The Toughbooks, equipped with a sophisticated Outage and Workforce Management system called InService, developed by Intergraph, have been deployed to field personnel throughout South Australia, where they will be used to manage, log and track outage repairs and crew dispatch.
Toughbooks in Action ETSA Utilities deploys 200 Panasonic Toughbooks, as part of critical outage management project.
Toughbooks in Action ETSA Utilities is responsible for all aspects of the distribution of electricity in South Australia, and serves 771,000 customers, with a distribution network of 79,762 kilometres.
Responding to a directive from industry regulator, the Essential Services Commission of South Australia (ESCoSA), ETSA undertook a project to review its outage management systems and processes, and optimise its crew dispatch capability, mobile tracking and outage reporting including reliability reporting on individual customers.
The Outage Management Project will ensure industry best practice for management of operational and customer data across the enterprise and in the field, helping ETSA to manage planned electrical work and unplanned outages quickly and efficiently, as well as track work crews performing routine maintenance.
The Panasonic Toughbooks will be used by ETSA to provide its field personnel with increased mobility, productivity and uptime in all environments and weather conditions. Each Toughbook has ruggedised features designed to prevent damage in harsh outdoor working environments, and has a swivel LCD design that converts from a notebook to a rugged touchscreen tablet PC.
The InService system works by sending an alert via CDMA, and in some cases via satellite, from ETSA’s network operations centre to the Toughbook, when a power outage occurs. The Intergraph solution displays a geographical map of the affected area, overlayed with ETSA’s electrical network infrastructure, including details of the current status of the network and information on each of the affected electrical assets.
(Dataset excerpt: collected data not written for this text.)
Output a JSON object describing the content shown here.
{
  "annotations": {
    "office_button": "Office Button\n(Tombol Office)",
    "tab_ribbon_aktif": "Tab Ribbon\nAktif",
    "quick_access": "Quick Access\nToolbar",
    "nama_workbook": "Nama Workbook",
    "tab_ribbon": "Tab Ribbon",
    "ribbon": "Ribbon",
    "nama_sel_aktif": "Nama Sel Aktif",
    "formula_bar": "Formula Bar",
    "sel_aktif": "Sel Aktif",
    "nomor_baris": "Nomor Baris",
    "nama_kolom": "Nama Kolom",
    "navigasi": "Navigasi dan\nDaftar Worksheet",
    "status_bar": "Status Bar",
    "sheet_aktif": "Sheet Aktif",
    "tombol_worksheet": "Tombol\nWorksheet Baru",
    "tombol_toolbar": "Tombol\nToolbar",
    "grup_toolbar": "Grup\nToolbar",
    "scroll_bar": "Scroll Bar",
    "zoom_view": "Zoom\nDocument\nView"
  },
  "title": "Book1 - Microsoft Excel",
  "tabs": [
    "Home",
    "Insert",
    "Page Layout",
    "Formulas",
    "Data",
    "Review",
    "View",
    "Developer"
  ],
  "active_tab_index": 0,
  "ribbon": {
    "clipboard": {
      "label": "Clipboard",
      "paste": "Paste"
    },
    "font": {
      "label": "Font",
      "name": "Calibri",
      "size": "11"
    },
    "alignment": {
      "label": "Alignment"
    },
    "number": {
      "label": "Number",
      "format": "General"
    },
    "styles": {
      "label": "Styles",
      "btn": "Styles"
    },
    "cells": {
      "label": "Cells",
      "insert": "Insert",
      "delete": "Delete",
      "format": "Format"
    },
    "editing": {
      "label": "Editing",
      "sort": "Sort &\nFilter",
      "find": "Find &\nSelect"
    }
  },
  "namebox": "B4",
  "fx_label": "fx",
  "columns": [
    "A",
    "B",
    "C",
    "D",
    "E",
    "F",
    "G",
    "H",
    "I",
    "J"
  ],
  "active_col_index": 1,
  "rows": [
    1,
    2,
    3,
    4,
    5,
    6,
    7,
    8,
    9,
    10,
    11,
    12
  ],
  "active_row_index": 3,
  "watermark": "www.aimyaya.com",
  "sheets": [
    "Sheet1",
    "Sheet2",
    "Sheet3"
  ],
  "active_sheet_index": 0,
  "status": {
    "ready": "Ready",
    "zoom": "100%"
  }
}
As repairs are conducted, live updates are fed back to the ETSA network operations centre, keeping them updated on the progress of repairs and the crew’s location. As each job is completed, the crew receives new instructions from the network operations centre via the Toughbook.
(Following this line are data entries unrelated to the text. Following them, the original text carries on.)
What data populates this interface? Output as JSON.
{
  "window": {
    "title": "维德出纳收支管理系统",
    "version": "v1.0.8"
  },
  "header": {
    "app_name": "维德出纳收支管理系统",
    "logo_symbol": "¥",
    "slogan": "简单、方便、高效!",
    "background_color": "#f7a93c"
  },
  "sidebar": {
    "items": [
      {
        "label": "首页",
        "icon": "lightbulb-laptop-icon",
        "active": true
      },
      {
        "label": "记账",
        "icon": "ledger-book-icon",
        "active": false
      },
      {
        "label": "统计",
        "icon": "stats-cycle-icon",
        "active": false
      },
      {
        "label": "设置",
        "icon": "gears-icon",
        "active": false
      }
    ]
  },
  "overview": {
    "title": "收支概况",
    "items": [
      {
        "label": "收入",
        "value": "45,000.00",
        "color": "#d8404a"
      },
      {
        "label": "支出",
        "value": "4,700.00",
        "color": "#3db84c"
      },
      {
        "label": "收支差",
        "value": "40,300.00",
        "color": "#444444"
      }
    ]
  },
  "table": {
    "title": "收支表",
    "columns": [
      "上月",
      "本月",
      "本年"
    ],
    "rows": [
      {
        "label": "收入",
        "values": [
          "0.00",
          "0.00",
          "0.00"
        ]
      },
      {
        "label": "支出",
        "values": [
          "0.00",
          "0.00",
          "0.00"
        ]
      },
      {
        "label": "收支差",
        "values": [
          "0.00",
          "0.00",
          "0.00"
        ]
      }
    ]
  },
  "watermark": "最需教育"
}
The system is useful for ETSA, as it will allow ETSA to maximise the efficiency of its field crews. Crews can be divided up into areas of responsibility, with some dedicated to repairing outages, while some are engaged in ongoing construction and maintenance.
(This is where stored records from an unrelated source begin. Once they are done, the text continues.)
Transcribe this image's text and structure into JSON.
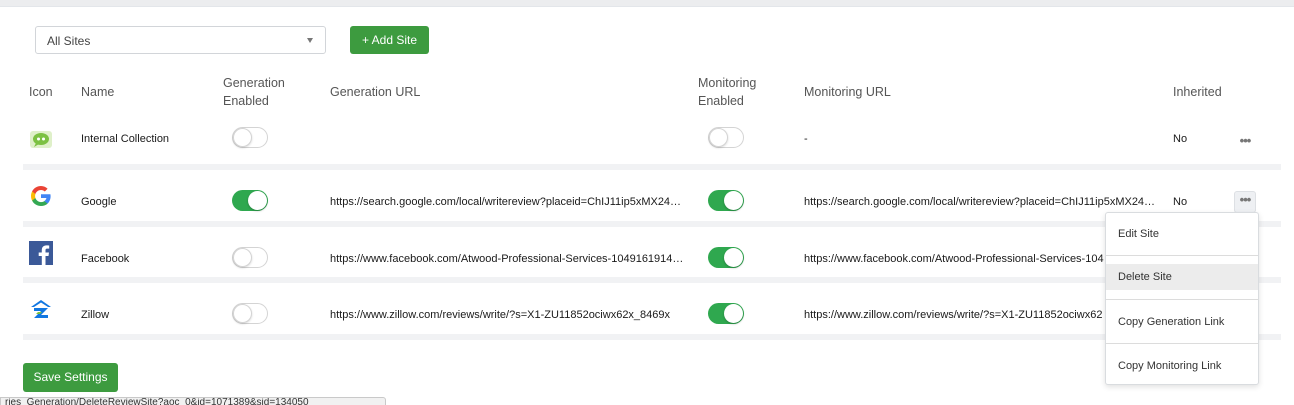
{
  "filter": {
    "selected": "All Sites"
  },
  "add_site_label": "+ Add Site",
  "save_label": "Save Settings",
  "columns": {
    "icon": "Icon",
    "name": "Name",
    "gen_enabled_1": "Generation",
    "gen_enabled_2": "Enabled",
    "gen_url": "Generation URL",
    "mon_enabled_1": "Monitoring",
    "mon_enabled_2": "Enabled",
    "mon_url": "Monitoring URL",
    "inherited": "Inherited"
  },
  "rows": [
    {
      "name": "Internal Collection",
      "icon": "chat-bubble-icon",
      "gen_enabled": false,
      "gen_url": "",
      "mon_enabled": false,
      "mon_url": "-",
      "inherited": "No"
    },
    {
      "name": "Google",
      "icon": "google-icon",
      "gen_enabled": true,
      "gen_url": "https://search.google.com/local/writereview?placeid=ChIJ11ip5xMX24…",
      "mon_enabled": true,
      "mon_url": "https://search.google.com/local/writereview?placeid=ChIJ11ip5xMX24…",
      "inherited": "No"
    },
    {
      "name": "Facebook",
      "icon": "facebook-icon",
      "gen_enabled": false,
      "gen_url": "https://www.facebook.com/Atwood-Professional-Services-1049161914…",
      "mon_enabled": true,
      "mon_url": "https://www.facebook.com/Atwood-Professional-Services-104",
      "inherited": ""
    },
    {
      "name": "Zillow",
      "icon": "zillow-icon",
      "gen_enabled": false,
      "gen_url": "https://www.zillow.com/reviews/write/?s=X1-ZU11852ociwx62x_8469x",
      "mon_enabled": true,
      "mon_url": "https://www.zillow.com/reviews/write/?s=X1-ZU11852ociwx62",
      "inherited": ""
    }
  ],
  "context_menu": {
    "items": [
      "Edit Site",
      "Delete Site",
      "Copy Generation Link",
      "Copy Monitoring Link"
    ],
    "hovered": "Delete Site"
  },
  "status_bar": "ries_Generation/DeleteReviewSite?aoc_0&id=1071389&sid=134050",
  "colors": {
    "green": "#3d9b3f",
    "toggle_on": "#2fa84f"
  }
}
The field management system from ClickSoftware will analyse the crews in terms of their appropriate experience, proximity to the job and time available. A work order will be dispatched to the suitable crew out in the field via the mobile capabilities of the Toughbook.
Prior to selecting the Panasonic Toughbook and the Intergraph solution, ETSA conducted a selective tender process that involved two other tenderers, assessed against key selection criteria.
One major factor that set the Panasonic Toughbooks apart was a low total cost of ownership (TCO). Because the Toughbook is suitable for extreme weather outdoor use, it is far less susceptible to damage, resulting in a longer operational lifespan and a low TCO. The device ETSA chose had to be ruggedised and hard-wearing to withstand the work environment.
The crews work with thick gloves and greasy hands, not to mention that they are often placed in challenging environments such as atop power poles. Using the Intergraph system with the Panasonic Toughbook, ETSA will be able to improve outage management processes, crew dispatch capability, mobile tracking for 200 field units and customer outage reporting.